Stock prices for Target continue to fall six weeks after its decision to drop DEI initiatives resulted in nationwide boycotts, with a 40-day “fast” against the major retailer starting Wednesday, March 5.
According to the Nasdaq stock exchange, Target’s stock price fell from a high of $142.5 on Jan. 27 to a high of $118.22 on Tuesday, March 4. It represents a 17% drop since the last high after abandoning its diversity, equity and inclusion initiatives.
While it’s not possible to directly attribute the stock price drop to the recent boycotts, the backlash has placed Target in the spotlight.
On Jan. 24, days after Trump signed executive orders demonizing diversity, Target joined other major corporations in dropping DEI-related policies and positions. Following Trump’s inauguration, Target abruptly dropped its three-year DEI goals, stopped all external diversity-focused surveys and changed its “supplier diversity” team to supplier engagement.
“Throughout 2025, we’ll be accelerating action in key areas and implementing changes with the goal of driving growth and staying in step with the evolving external landscape,” Target announced.

Are boycotts impacting Target’s stock price?
The decision faced immediate backlash from consumers, labor unions and civil rights organizations across the country.
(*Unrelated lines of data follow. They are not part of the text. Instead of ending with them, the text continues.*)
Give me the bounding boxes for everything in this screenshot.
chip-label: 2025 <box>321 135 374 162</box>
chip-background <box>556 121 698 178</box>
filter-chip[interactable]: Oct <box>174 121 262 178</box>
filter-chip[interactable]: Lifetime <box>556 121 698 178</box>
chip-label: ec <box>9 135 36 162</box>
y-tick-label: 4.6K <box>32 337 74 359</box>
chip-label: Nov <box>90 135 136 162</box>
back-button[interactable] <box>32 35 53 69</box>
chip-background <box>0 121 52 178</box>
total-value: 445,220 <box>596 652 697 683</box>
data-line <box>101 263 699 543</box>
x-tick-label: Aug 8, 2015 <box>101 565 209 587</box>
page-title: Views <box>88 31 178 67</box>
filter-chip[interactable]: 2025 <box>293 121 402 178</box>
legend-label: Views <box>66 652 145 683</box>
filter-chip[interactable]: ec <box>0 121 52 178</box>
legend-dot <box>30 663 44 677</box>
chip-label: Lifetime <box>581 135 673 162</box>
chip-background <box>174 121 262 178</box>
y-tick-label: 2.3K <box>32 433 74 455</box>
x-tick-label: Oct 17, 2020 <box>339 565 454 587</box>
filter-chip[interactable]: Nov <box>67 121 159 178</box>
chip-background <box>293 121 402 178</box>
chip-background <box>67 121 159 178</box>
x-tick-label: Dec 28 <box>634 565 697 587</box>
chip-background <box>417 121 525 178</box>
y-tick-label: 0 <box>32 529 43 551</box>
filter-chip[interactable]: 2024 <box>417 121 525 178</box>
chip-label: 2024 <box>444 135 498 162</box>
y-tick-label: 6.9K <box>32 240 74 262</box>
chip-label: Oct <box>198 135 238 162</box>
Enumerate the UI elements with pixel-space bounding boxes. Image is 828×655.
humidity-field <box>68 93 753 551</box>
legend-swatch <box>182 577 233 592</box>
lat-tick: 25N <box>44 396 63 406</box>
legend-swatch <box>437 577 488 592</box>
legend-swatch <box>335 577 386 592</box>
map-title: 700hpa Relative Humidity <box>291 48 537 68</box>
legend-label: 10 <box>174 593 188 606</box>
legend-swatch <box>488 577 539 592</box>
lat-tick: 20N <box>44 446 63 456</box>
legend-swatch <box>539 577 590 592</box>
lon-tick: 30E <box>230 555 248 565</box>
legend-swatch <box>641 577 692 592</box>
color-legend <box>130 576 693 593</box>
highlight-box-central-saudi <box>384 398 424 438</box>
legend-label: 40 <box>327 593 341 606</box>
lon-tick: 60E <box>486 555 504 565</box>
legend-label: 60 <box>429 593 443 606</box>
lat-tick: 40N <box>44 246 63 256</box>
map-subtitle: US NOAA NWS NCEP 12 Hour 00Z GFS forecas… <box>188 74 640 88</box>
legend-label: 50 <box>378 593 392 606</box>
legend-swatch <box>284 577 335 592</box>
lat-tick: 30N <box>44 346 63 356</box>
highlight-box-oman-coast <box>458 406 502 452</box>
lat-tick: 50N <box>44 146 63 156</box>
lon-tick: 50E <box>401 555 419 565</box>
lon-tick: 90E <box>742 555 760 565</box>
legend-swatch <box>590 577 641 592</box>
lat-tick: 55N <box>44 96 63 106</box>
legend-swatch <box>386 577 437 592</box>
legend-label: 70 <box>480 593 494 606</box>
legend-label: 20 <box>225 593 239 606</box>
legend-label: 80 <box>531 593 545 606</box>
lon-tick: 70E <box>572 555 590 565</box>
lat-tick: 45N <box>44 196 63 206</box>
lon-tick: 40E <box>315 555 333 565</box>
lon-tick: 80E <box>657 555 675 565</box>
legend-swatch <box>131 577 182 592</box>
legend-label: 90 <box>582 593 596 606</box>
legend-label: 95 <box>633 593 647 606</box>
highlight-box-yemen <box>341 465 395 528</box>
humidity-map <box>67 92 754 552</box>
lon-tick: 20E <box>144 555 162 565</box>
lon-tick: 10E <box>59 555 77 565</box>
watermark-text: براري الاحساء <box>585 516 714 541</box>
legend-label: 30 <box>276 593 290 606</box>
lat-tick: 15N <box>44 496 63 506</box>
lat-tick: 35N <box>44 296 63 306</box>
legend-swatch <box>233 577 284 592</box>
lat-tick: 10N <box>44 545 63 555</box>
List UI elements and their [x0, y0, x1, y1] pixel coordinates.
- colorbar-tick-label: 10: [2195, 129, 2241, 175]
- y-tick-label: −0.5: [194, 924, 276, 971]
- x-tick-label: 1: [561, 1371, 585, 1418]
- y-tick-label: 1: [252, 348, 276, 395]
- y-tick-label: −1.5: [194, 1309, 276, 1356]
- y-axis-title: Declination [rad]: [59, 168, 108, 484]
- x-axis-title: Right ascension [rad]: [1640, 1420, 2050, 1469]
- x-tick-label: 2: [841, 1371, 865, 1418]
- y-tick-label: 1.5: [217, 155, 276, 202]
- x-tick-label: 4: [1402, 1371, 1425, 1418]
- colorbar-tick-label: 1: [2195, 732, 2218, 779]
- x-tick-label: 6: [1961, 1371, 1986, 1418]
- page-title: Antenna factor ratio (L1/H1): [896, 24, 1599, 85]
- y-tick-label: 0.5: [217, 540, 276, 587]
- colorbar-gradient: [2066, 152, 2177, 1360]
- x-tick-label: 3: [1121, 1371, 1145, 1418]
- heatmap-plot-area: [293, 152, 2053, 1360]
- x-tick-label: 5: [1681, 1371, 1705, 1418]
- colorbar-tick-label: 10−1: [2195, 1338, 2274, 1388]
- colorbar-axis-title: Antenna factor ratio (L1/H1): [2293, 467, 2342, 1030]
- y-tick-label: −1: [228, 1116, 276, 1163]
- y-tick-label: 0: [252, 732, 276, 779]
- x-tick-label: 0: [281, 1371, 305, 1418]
For weeks, calls to boycott Target, Walmart, Tesla and other major companies have grown, culminating in an Economic Blackout during the last day of Black History Month, Feb. 28.
Target witnessed a 9% drop in website traffic and an 11% drop in foot traffic nationwide overall on Feb. 28, according to Forbes, which cited Placer.ai, a company that uses phone location data to track visits.
Target did not immediately respond to a Black Wall Street Times request for comment.
Some Black business owners and consumers fear boycotting Target will negatively impact Black brands that worked hard to reach its shelves. “We don’t want these minority businesses to suffer or to be impacted negatively,” Melissa Butler, CEO of the Lip Bar, said on Tiktok.
Meanwhile, not everyone is convinced the boycotts are even behind Target’s stock price drop.
Professor Jared Clemons is an assistant professor at Temple University. He emphasized that correlation doesn’t automatically equal causation. In other words, the drop in stock price could be due to several factors outside of the boycotts.
“I don’t think Target or any institution is going to reinstate anything until there is clarity judicially around what DEI is,” Clemons told the Black Wall Street Times. He believes Target and other major companies won’t reverse their decision to drop DEI policies until the courts decide on the constitutionality of Trump’s executive orders.

Professor says boycotts without strikes won’t work
On Monday, a federal judge in Maryland upheld a lower court injunction blocking key aspects of Trump’s executive order banning DEI. Efforts to eliminate DEI in the public and private sectors have escalated after the U.S. Supreme Court blocked affirmative action in college admissions.
“Companies are acting because they’re fearful of legal ramifications,” Clemons said. With the branches of government in disagreement over the legality of DEI, Clemons said he believes it will take more than boycotts to definitively impact company decisions or Target’s stock price.
“Boycotts as a tactic really rose in tandem with labor strikes,” Clemons said, pointing to the days of segregation when Black Americans established the “Don’t Buy Where You Can’t Work” campaigns. Operating in isolation “reduces how effective it can be,” Clemons said.

What’s next?
Professor Clemons, a self-described socialist who appears on the Polisideeye YouTube talk show, said forcing companies to move against Trump will require labor militancy, “but we don’t have that,” he said.
That isn’t stopping organizations and Americans across the country from voting with their wallets.
Now, the Minneapolis-based retailer chain is gearing up for a fresh new wave of boycotts as Target stock prices continued to decrease Wednesday
Atlanta-based pastor Rev. Jamal Bryant kicked off what he calls a “consumer fast” against the company. It coincides with Lent, the Christian fasting holiday that runs from March 5 to April 17.
“We’re asking people to divest from Target because they have turned their back on our community,” Bryant told CNN Wednesday.
“Black people spend upwards of $12 million dollars a day, and so we would expect some loyalty, some decency and some camaraderie,” Bryant said.